Il serpente che nuota arriva sull’isola di Ibiza e minaccia il geco endemico

Cobra nadadora

Cobra nadadora - Trygve Finkelsen/Istock.com

Un serpente registrato in video ha nuotato per 450 metri da Ibiza all’isolotto di Santa Eulària nell’aprile 2024. L’animale appartiene alla specie Hemorrhois hippocrepis. La scena ha confermato ciò che i ricercatori temevano da anni. Il serpente invasivo avanza su popolazioni isolate del geco Ibiza.

Le registrazioni di un ranger della fauna selvatica locale mostrano il rettile che attraversa acque turchesi. Le prove rafforzano il rischio di Podarcis pityusensis. Il geco Essa è endemico delle isole Pitiusas. Ela funge da specie chiave nell’ecosistema locale.

Vídeo registra la nuotata dei serpenti tra Ibiza e l’isolotto

L’incidente è avvenuto il 15 aprile 2024. Il serpente ha lasciato la costa orientale di Ibiza ed è arrivato all’isolotto. La distanza è di circa 430-450 metri. Pesquisadores di Creaf, presso Catalunha, ha analizzato il materiale. Eles ha pubblicato lo studio sulla rivista Ecology.

Oriol Lapiedra, biologo di Creaf, ha seguito il caso. Ele ha citato precedenti rapporti di pescatori e turisti. La conferma video ha cambiato la comprensione della capacità della specie di disperdersi. Hemorrhois hippocrepis non è velenoso. Ela vive nel sud e nell’est della terraferma Espanha.

  • Il serpente arrivò a Ibiza circa 20 anni fa.
  • Importação di ulivi secolari facilitavano il trasporto involontario.
  • Animais e uova ibernate tra gli alberi.
  • La specie attualmente occupa almeno il 90% dell’isola principale.
  • Previsão raggiungerà il 100% entro la fine del 2027.

L’elenco sopra riassume la storia dell’invasione. La dimensione degli esemplari in Ibiza è sorprendente. Gli Alguns superano i 2 metri di lunghezza e pesano 2,5 volte di più di quelli della terraferma. L’abbondanza di prede spiega la crescita.

Lagartixa di Ibiza perde popolazioni sugli isolotti

Podarcis pityusensis ha colori diversi. L’isolotto Cada ospita un lignaggio distinto. Verde, blu, nero, marrone, grigio e arancione appaiono in gruppi diversi. La diversità di Essa rappresenta migliaia di anni di evoluzione. Le popolazioni Muitas sono ormai scomparse.

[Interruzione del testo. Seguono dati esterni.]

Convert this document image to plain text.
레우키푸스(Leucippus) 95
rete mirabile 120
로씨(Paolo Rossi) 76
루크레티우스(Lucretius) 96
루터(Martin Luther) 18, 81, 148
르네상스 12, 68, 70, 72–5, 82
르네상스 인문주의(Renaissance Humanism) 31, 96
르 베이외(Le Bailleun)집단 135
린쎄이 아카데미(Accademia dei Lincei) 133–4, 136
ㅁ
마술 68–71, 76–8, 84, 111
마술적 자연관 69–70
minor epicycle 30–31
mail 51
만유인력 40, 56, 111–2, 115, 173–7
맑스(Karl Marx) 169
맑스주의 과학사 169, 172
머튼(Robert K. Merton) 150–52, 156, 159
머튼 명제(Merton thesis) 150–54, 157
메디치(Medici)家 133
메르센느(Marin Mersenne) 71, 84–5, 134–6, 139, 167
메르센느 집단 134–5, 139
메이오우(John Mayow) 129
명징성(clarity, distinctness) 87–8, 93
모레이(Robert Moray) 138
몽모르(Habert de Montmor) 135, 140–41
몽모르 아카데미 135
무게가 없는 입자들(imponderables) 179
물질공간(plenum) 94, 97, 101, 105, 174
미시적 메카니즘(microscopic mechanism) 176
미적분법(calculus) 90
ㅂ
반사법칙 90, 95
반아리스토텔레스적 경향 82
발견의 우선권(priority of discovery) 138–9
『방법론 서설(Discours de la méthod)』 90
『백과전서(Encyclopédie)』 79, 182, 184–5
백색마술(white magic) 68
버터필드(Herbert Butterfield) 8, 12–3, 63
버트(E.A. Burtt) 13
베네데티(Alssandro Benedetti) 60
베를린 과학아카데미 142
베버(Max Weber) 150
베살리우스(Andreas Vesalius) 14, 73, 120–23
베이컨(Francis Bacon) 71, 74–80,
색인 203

Em Santa Eulària, il numero di gechi è sceso da 72 individui nel 2016 a soli tre nel 2023. Gli isolotti Outras registrano la completa estinzione locale. La stessa cosa è accaduta a S’Ora intorno al 2018. Il serpente è riuscito a raggiungere il mare in almeno 14 casi documentati tra il 2015 e il 2025.

I ricercatori hanno osservato l’impatto diretto. Il geco costituisce più della metà della dieta dei serpenti invasivi della regione. Sem controllo naturale, il predatore avanza rapidamente.

Capturas di serpenti sono migliaia all’anno

Il governo Ilhas Baleares collabora con le istituzioni scientifiche. Mais su 3.500 serpenti sono stati catturati l’anno scorso solo nel Ibiza. Il totale dal 2016 supera i 16mila individui. Mesmo quindi l’espansione continua.

Il programma di riproduzione in cattività presso lo zoo di Barcelona funziona con otto diverse popolazioni. L’obiettivo è creare una sorta di arca genetica Noé. Especialistas riconosce che le piccole dimensioni degli isolotti rendono difficile la sopravvivenza.

Lagartixas resistono meglio nelle aree urbane

Nas Ibiza Nelle città più grandi, i gechi mantengono ancora popolazioni stabili. Il traffico veicolare e l’azione umana riducono il numero di serpenti in questi luoghi. Le persone di solito uccidono i serpenti per disgusto. Il fattore inaspettato Esse protegge per ora parte dei rettili nativi.

Il geco controlla le popolazioni di insetti, compresi i parassiti agricoli. Ela impollina anche i fiori e disperde i semi. La perdita di Sua influisce sull’intero equilibrio ecologico della regione. Da União Internacional a Conservação da Natureza è stato aggiornato lo stato della specie a minacciata di estinzione nel 2022.

Il caso ricorda l’invasione del serpente marrone sull’isola di Guam, in Pacífico. Lá, gli uccelli nativi sono stati decimati. La differenza è che i serpenti di Ibiza possono nuotare e raggiungere territori nuovi e isolati.